On Chesil Beach reminded us of how miserable life in England in the 1960s could be; Isabel Coixet's new film goes one better and stops off in small-town 1959.
Florence Green (Emily Mortimer), a free-spirited widow arrives in a whispering community on the Suffolk coast having purchased a long-abandoned house with the intention of turning it into a bookshop.
Florence is soon summoned to a ghastly party thrown by local snob Violet Gamart (Patricia Clarkson). The hostess’s face freezes in horror when she learns that Florence has already moved in to the property. “The fact is many of us are not at all convinced by the sudden transformation of the old house into a shop,” cautions a smiling, poisonous Violet, “Many of us believe it should be a kind of local arts centre.”

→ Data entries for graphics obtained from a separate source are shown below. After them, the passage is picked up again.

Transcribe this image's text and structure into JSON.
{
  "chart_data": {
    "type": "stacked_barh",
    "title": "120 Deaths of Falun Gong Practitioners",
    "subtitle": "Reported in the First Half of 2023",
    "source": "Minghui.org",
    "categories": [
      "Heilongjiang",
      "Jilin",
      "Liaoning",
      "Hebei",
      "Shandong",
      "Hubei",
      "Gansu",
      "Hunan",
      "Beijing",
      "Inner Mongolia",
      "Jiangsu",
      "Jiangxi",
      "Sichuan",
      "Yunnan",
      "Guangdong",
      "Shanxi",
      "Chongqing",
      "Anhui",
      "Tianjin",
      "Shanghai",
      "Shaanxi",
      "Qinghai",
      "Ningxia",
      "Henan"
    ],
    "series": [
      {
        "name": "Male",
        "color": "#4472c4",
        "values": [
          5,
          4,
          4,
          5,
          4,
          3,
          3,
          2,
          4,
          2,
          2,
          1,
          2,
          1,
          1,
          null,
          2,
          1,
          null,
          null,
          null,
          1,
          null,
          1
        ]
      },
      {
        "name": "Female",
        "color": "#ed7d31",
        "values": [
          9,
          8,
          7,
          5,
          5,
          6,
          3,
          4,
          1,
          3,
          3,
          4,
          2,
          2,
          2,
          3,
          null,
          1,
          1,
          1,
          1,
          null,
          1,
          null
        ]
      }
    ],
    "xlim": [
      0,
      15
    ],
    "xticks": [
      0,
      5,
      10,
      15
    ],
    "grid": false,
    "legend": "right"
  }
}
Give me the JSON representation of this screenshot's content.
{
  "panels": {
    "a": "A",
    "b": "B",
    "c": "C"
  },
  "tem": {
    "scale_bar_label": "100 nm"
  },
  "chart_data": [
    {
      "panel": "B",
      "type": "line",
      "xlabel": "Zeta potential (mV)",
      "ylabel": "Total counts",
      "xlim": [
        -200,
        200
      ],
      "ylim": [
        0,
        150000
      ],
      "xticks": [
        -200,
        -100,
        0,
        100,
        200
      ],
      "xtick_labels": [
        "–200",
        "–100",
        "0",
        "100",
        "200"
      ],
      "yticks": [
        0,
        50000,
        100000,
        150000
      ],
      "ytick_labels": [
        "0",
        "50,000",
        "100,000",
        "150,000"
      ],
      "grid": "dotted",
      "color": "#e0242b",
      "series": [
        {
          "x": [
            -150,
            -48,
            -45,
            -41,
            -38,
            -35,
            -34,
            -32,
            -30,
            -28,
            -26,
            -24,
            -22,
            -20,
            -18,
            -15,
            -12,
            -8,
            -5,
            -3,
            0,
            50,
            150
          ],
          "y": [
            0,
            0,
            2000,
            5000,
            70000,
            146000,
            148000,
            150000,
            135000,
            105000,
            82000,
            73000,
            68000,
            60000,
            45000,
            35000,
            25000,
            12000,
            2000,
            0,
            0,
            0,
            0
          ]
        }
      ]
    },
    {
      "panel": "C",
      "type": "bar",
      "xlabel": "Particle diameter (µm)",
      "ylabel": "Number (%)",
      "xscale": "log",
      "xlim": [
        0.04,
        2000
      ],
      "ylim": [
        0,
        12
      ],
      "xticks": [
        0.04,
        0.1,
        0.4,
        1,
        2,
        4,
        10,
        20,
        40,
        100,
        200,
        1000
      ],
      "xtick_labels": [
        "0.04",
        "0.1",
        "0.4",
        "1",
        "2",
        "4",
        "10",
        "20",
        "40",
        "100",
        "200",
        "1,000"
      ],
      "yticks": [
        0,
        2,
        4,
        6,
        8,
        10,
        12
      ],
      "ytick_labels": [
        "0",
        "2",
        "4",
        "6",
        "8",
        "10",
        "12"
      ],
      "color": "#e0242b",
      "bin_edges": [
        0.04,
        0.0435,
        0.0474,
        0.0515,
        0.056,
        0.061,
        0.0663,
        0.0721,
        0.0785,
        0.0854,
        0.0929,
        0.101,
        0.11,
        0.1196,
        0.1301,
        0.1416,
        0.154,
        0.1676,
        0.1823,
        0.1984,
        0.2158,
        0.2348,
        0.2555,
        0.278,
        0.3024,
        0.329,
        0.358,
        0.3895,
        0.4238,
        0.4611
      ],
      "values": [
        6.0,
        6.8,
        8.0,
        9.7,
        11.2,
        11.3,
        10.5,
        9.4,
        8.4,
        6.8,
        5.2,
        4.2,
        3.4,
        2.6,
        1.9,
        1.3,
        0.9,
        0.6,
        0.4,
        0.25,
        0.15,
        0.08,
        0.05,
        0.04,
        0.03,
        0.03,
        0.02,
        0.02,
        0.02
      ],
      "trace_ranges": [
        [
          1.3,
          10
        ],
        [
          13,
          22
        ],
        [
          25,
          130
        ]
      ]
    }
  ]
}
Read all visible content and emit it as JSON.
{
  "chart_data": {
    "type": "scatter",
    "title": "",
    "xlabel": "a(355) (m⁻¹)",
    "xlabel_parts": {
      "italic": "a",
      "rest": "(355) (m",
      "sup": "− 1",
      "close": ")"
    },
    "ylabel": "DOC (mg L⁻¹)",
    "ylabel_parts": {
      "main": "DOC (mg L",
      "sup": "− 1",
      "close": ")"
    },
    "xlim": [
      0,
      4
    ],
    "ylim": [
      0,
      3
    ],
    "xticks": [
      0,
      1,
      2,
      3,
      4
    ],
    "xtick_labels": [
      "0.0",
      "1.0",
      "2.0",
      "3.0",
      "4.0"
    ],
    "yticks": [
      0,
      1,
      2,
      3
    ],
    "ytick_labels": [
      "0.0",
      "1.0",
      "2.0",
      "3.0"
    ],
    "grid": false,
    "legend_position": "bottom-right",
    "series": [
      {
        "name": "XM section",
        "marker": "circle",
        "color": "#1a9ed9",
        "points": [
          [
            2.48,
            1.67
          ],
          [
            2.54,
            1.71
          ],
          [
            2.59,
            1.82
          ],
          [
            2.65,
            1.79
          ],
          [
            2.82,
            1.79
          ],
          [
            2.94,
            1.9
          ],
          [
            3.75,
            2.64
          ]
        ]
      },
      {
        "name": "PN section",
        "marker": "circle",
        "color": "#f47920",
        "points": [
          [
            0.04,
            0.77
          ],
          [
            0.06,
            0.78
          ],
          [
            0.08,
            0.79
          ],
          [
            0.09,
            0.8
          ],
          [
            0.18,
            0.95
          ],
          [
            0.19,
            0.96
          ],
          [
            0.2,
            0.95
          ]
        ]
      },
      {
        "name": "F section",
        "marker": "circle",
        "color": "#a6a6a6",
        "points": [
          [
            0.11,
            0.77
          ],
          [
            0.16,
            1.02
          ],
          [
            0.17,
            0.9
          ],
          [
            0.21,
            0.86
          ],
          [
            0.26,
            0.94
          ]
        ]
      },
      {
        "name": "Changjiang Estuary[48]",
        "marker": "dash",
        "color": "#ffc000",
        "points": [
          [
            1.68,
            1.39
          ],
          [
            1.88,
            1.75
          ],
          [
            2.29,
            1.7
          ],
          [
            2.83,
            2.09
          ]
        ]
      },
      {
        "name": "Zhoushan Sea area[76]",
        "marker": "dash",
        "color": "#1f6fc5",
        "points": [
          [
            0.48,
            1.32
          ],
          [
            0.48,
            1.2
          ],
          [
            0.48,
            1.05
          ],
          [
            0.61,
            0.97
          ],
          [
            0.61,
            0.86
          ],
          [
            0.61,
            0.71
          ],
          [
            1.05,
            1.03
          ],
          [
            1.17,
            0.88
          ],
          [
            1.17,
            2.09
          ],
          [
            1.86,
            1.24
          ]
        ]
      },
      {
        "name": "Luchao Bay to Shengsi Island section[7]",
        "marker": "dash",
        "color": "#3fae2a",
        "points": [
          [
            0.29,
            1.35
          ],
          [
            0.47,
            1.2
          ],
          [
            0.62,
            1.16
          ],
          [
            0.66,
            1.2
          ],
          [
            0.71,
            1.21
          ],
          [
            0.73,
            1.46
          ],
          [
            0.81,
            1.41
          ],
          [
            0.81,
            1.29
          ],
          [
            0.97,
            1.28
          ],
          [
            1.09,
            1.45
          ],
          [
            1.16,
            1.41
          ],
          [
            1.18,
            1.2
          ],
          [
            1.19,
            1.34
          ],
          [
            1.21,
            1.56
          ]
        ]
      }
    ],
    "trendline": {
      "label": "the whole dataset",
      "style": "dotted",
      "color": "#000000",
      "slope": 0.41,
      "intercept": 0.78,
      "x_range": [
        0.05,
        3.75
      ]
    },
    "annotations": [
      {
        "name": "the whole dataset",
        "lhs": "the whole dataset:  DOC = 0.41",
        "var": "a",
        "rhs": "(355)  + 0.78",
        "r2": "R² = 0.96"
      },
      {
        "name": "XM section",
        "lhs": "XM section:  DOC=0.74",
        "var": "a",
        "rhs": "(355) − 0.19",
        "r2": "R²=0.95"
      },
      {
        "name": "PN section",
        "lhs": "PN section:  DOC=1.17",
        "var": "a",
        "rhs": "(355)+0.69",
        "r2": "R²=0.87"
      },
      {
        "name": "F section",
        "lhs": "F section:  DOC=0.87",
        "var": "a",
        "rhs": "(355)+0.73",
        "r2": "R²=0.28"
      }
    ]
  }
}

Move over, Stockard Channing in Grease. Take a hike, Nancy Allen in Carrie. There's a new movie HBIC (head bitch in charge) in town, and she wants an arts centre now, goddammit. What follows is a sustained campaign against Florence's unexpectedly bustling business, a nasty crusade that enlists everyone from local odd-jobbers to parliamentarians.
Against this, Florence finds unlikely allies in Christine ( Honor Kneafsley), a straight-talking teenager, and Mr Brundish ( Bill Nighy), a reclusive bibliophile living alone in a gated gothic mansion. Everybody else – literally everybody in the film – is an absolute rotter. The stench of everyday misogyny rises from condescending lawyers and bankers. Even the local layabout toff (James Lance) questions Florence’s dress sense and business acumen. “Are you sure you’ve received the proper advice?” he wonders.
“Once you read a story, you inhabit it; the covers of the book are like a roof and four walls,” says Julie Christie’s narrator. Sadly, we don’t quite get to inhabit this story. Coixet’s screenplay, adapted from Penelope Fitzgerald’s 1978 Booker nominee, is at its best when venomous barbs are delivered with polite handshakes and formal greetings.
But this Spanish-German co-production, shot mostly in Co Down, is a little off in terms of period details. This really is another England. The costumes seem wrong. The bookshop itself is contemporary-corporate faux-hipster. Even the cake looks entirely too modern.
It takes a while for the halting screenplay to coalesce into drama. There’s too much reliance on Christie’s voiceover. Letters are read to camera. Motivations and actions are thoroughly explained.
The script may stutter but the cast - especially Mortimer and Nighy - hold this uneven project together. And Clarkson is but one of a legion of baddies to enjoy loathing.